Almost half a billion dollars was spent in moving the Apache assault helicopters to the vicinity of Kosovo, allegedly to stop the Yugoslav army from massacring and certainly expelling the Albanian ethnic population. However none of them were allowed to go into action for fear of casualties.
As a result NATO and the US had to step up their bombing of the whole of Yugoslavia or admit defeat. The idea of a ground operation with KLA soldiers was never part of the framework although Apaches are best used in combination with ground troops. The Kosovans had to be rescued by condescending saviours, whose lives could not themselves be risked even though it was supposed to be a just war. The Kosovans being untrustworthy muslims of course, but that cannot be said.
Now this morning, a further round of recriminations has emerged from British army sources leaked to the BBC.
No wonder within a few months of the claimed victory in Kosovo the Europeans have moved to coordinate their own 50,000 strong "defence" force.
BBC report below
Monday, 3 January, 2000, 09:01 GMT Damning report into Kosovo campaign
A resisted advance 'would have been impossible'
Nato's invasion of Kosovo was severely hampered by equipment and communication failures, according to British Army reports leaked to the BBC.
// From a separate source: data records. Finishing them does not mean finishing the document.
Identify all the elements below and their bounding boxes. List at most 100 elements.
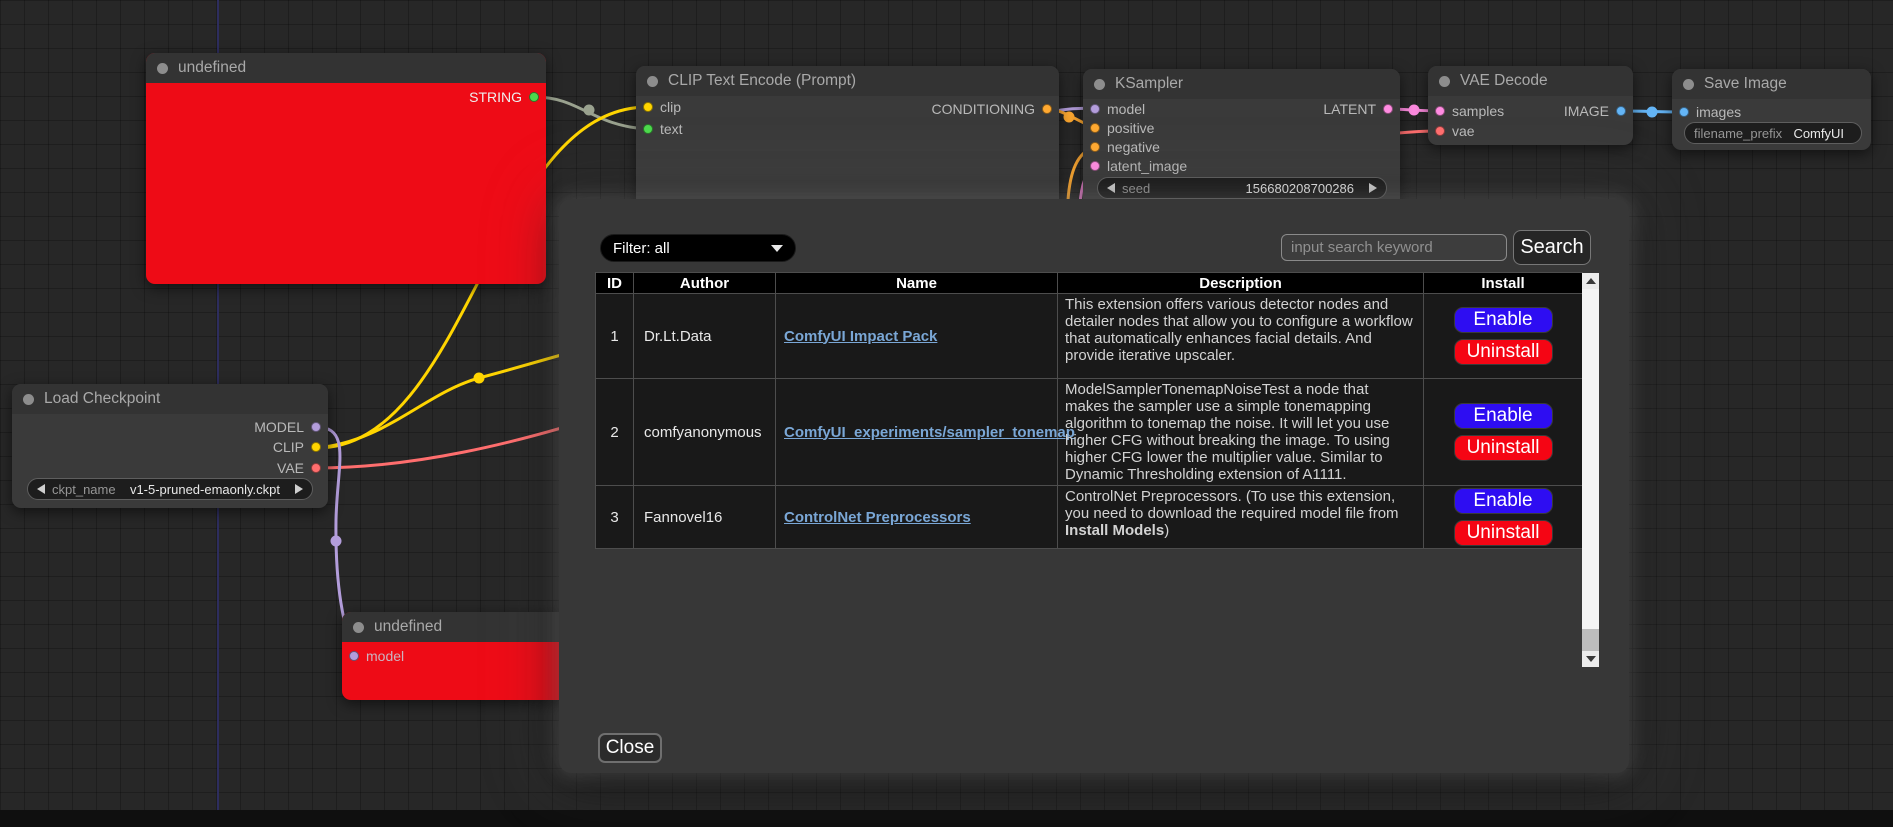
link-dot-string[interactable] bbox=[584, 105, 595, 116]
port-dot[interactable] bbox=[529, 92, 539, 102]
link-dot-conditioning[interactable] bbox=[1064, 112, 1075, 123]
port-dot[interactable] bbox=[1435, 126, 1445, 136]
scrollbar-thumb[interactable] bbox=[1582, 289, 1599, 629]
port-label: model bbox=[366, 648, 404, 664]
collapse-dot-icon[interactable] bbox=[647, 76, 658, 87]
enable-button[interactable]: Enable bbox=[1454, 403, 1553, 429]
collapse-dot-icon[interactable] bbox=[1094, 79, 1105, 90]
port-dot[interactable] bbox=[643, 124, 653, 134]
port-dot[interactable] bbox=[1090, 104, 1100, 114]
output-port-model[interactable]: MODEL bbox=[254, 419, 321, 435]
uninstall-button[interactable]: Uninstall bbox=[1454, 520, 1553, 546]
description-text: ControlNet Preprocessors. (To use this e… bbox=[1065, 488, 1399, 522]
ckpt-name-widget[interactable]: ckpt_name v1-5-pruned-emaonly.ckpt bbox=[27, 478, 313, 500]
port-dot[interactable] bbox=[1383, 104, 1393, 114]
next-arrow-icon[interactable] bbox=[295, 484, 303, 494]
output-port-image[interactable]: IMAGE bbox=[1564, 103, 1626, 119]
port-dot[interactable] bbox=[1042, 104, 1052, 114]
port-dot[interactable] bbox=[1090, 161, 1100, 171]
uninstall-button[interactable]: Uninstall bbox=[1454, 339, 1553, 365]
node-titlebar[interactable]: undefined bbox=[146, 53, 546, 83]
cell-author: Dr.Lt.Data bbox=[634, 294, 776, 379]
node-titlebar[interactable]: CLIP Text Encode (Prompt) bbox=[636, 66, 1059, 96]
filename-prefix-widget[interactable]: filename_prefix ComfyUI bbox=[1684, 122, 1862, 144]
port-dot[interactable] bbox=[311, 463, 321, 473]
input-port-clip[interactable]: clip bbox=[643, 99, 681, 115]
input-port-latent-image[interactable]: latent_image bbox=[1090, 158, 1187, 174]
port-label: MODEL bbox=[254, 419, 304, 435]
port-dot[interactable] bbox=[643, 102, 653, 112]
enable-button[interactable]: Enable bbox=[1454, 307, 1553, 333]
input-port-model[interactable]: model bbox=[1090, 101, 1145, 117]
port-dot[interactable] bbox=[1616, 106, 1626, 116]
collapse-dot-icon[interactable] bbox=[157, 63, 168, 74]
table-row: 1 Dr.Lt.Data ComfyUI Impact Pack This ex… bbox=[596, 294, 1583, 379]
port-dot[interactable] bbox=[311, 422, 321, 432]
extension-link[interactable]: ComfyUI Impact Pack bbox=[784, 328, 937, 345]
port-dot[interactable] bbox=[311, 442, 321, 452]
port-dot[interactable] bbox=[1435, 106, 1445, 116]
node-titlebar[interactable]: KSampler bbox=[1083, 69, 1400, 99]
scroll-down-icon[interactable] bbox=[1582, 651, 1599, 667]
collapse-dot-icon[interactable] bbox=[1439, 76, 1450, 87]
table-scrollbar[interactable] bbox=[1582, 273, 1599, 667]
input-port-vae[interactable]: vae bbox=[1435, 123, 1475, 139]
output-port-clip[interactable]: CLIP bbox=[273, 439, 321, 455]
node-titlebar[interactable]: VAE Decode bbox=[1428, 66, 1633, 96]
enable-button[interactable]: Enable bbox=[1454, 488, 1553, 514]
link-dot-latent[interactable] bbox=[1409, 105, 1420, 116]
node-load-checkpoint[interactable]: Load Checkpoint MODEL CLIP VAE ckpt_name… bbox=[12, 384, 328, 508]
port-label: clip bbox=[660, 99, 681, 115]
output-port-vae[interactable]: VAE bbox=[277, 460, 321, 476]
input-port-images[interactable]: images bbox=[1679, 104, 1741, 120]
node-title: Load Checkpoint bbox=[44, 390, 160, 408]
close-button[interactable]: Close bbox=[598, 733, 662, 763]
collapse-dot-icon[interactable] bbox=[1683, 79, 1694, 90]
input-port-text[interactable]: text bbox=[643, 121, 683, 137]
collapse-dot-icon[interactable] bbox=[23, 394, 34, 405]
node-vae-decode[interactable]: VAE Decode samples vae IMAGE bbox=[1428, 66, 1633, 145]
column-header-name: Name bbox=[776, 273, 1058, 294]
node-title: VAE Decode bbox=[1460, 72, 1548, 90]
cell-author: Fannovel16 bbox=[634, 486, 776, 549]
increment-arrow-icon[interactable] bbox=[1369, 183, 1377, 193]
port-dot[interactable] bbox=[1679, 107, 1689, 117]
node-undefined-top[interactable]: undefined STRING bbox=[146, 53, 546, 284]
node-titlebar[interactable]: Save Image bbox=[1672, 69, 1871, 99]
extension-link[interactable]: ComfyUI_experiments/sampler_tonemap bbox=[784, 424, 1075, 441]
scroll-up-icon[interactable] bbox=[1582, 273, 1599, 289]
port-label: CONDITIONING bbox=[932, 101, 1035, 117]
extension-link[interactable]: ControlNet Preprocessors bbox=[784, 509, 971, 526]
input-port-model[interactable]: model bbox=[349, 648, 404, 664]
link-dot-model[interactable] bbox=[331, 536, 342, 547]
seed-widget[interactable]: seed 156680208700286 bbox=[1097, 177, 1387, 199]
uninstall-button[interactable]: Uninstall bbox=[1454, 435, 1553, 461]
link-dot-clip[interactable] bbox=[474, 373, 485, 384]
input-port-negative[interactable]: negative bbox=[1090, 139, 1160, 155]
input-port-positive[interactable]: positive bbox=[1090, 120, 1154, 136]
search-input[interactable] bbox=[1281, 234, 1507, 261]
input-port-samples[interactable]: samples bbox=[1435, 103, 1504, 119]
port-label: text bbox=[660, 121, 683, 137]
node-save-image[interactable]: Save Image images filename_prefix ComfyU… bbox=[1672, 69, 1871, 150]
port-dot[interactable] bbox=[1090, 142, 1100, 152]
previous-arrow-icon[interactable] bbox=[37, 484, 45, 494]
output-port-string[interactable]: STRING bbox=[469, 89, 539, 105]
link-dot-image[interactable] bbox=[1647, 107, 1658, 118]
widget-value: v1-5-pruned-emaonly.ckpt bbox=[130, 482, 288, 497]
filter-select[interactable]: Filter: all bbox=[600, 234, 796, 262]
collapse-dot-icon[interactable] bbox=[353, 622, 364, 633]
port-dot[interactable] bbox=[349, 651, 359, 661]
cell-description: ControlNet Preprocessors. (To use this e… bbox=[1058, 486, 1424, 549]
port-label: STRING bbox=[469, 89, 522, 105]
node-titlebar[interactable]: Load Checkpoint bbox=[12, 384, 328, 414]
port-dot[interactable] bbox=[1090, 123, 1100, 133]
node-graph-canvas[interactable]: undefined STRING CLIP Text Encode (Promp… bbox=[0, 0, 1893, 827]
output-port-latent[interactable]: LATENT bbox=[1323, 101, 1393, 117]
port-label: IMAGE bbox=[1564, 103, 1609, 119]
search-button[interactable]: Search bbox=[1513, 230, 1591, 265]
port-label: positive bbox=[1107, 120, 1154, 136]
widget-value: 156680208700286 bbox=[1246, 181, 1362, 196]
decrement-arrow-icon[interactable] bbox=[1107, 183, 1115, 193]
output-port-conditioning[interactable]: CONDITIONING bbox=[932, 101, 1052, 117]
Classified army documents obtained by Radio 4's Today programme reveal for the first time criticism by the officers on the ground, of an operation hailed by generals and politicians as a great success.
The debriefing reports have revealed that British troops had to borrow guns from other K-For soldiers because many of their own failed to work properly. There were also confused lines of command, with orders changing frequently. At any one time a third of the soldiers' personal radios were out of action.
The reports were drawn up by Lieutenant Colonel Paul Gibson, commanding officer of 1st Battalion of the Parachute Regiment - the first British troops into Kosovo - and his superior, Brigadier Adrian Freer, Commander of 5 Airborne Brigade.
The UK Ministry of Defence on Monday released a statement saying Nato was "well prepared" to launch a land campaign in Kosovo, and it was confident this would have been successful had it been necessary. But the reports indicated that two of the most senior British commanders in K-For, the Nato force in Kosovo, thought the problems would have made entry into the province unworkable if the Serbs had put up stiff opposition.
Both men agree the K-For operation, launched in June, was a succcess - but they suggested this was because the Serbs barely put up a fight.
"It is the view of this headquarters that had the situation on 12 June been anything less than benign, there would have been command, control and communication difficulties which could not have been resolved by K-For headquarters," wrote Brigadier Freer.
Colonel Gibson said his troops had to borrow guns, because many of theirs did not work properly. "During both blank and live training for Kosovo, the light support weapon proved to be both unreliable and insufficiently robust," he said.
Their radios were so insecure the Serbs could hear everything that was said. Commanders had to resort to using nicknames with each other to try to fool the enemy, said Colonel Gibson, and requests for better equipment went unanswered by Whitehall. "Communications are essential for the success and survival of light forces. We were fortunate that an inadequate system was not put to the test," wrote Brigadier Freer.
Colonel Gibson said the troops could not work properly after dark because they did not have enough night vision equipment. Despite having considerable intelligence and spy satellite pictures of Kosovo, Nato did not show any of it to the commanders who had to retake the province.
Colonel Gibson also criticised problems with the legal basis on which the Paras patrolled the province's capital Pristina, he wrote. As a result, several people they suspected of being serious war criminals had to be let go. "There was much discussion about law but little application of justice," he said. "Meanwhile, the Albanian community in particular meted out violence on Serbs, secure in the knowledge that we were impotent to stop them."
Brigadier Freer said the headquarters of K-For commander General Sir Mike Jackson was too distant from the troops on the ground. This made command "confused and fractured". He said: "Soldiers were operating in something of a vacuum which lasted for several days. There were constantly changing orders and confusion, with a potentially damaging effect on morale. "This erodes confidence and may, in extremis, play individual soldiers in an invidious position."
Independent defence analyst Francis Tusa said these kind of reports usually involve a kind of special pleading. "The forces will not pull their punches because the feeling is, if they do, the people at the top - the politicians - won't take any notice," he said.
Bruce George, chairman of the Commons Defence Committee, said the committee had already begun a serious inquiry into the lessons to be derived form the conflict. He said the leaked documents would be "helpful", but did offer a "partial view". However, he also said the government needed to raise defence expenditure "beyond the rather miserable level to which it has sunk over the last 15 years".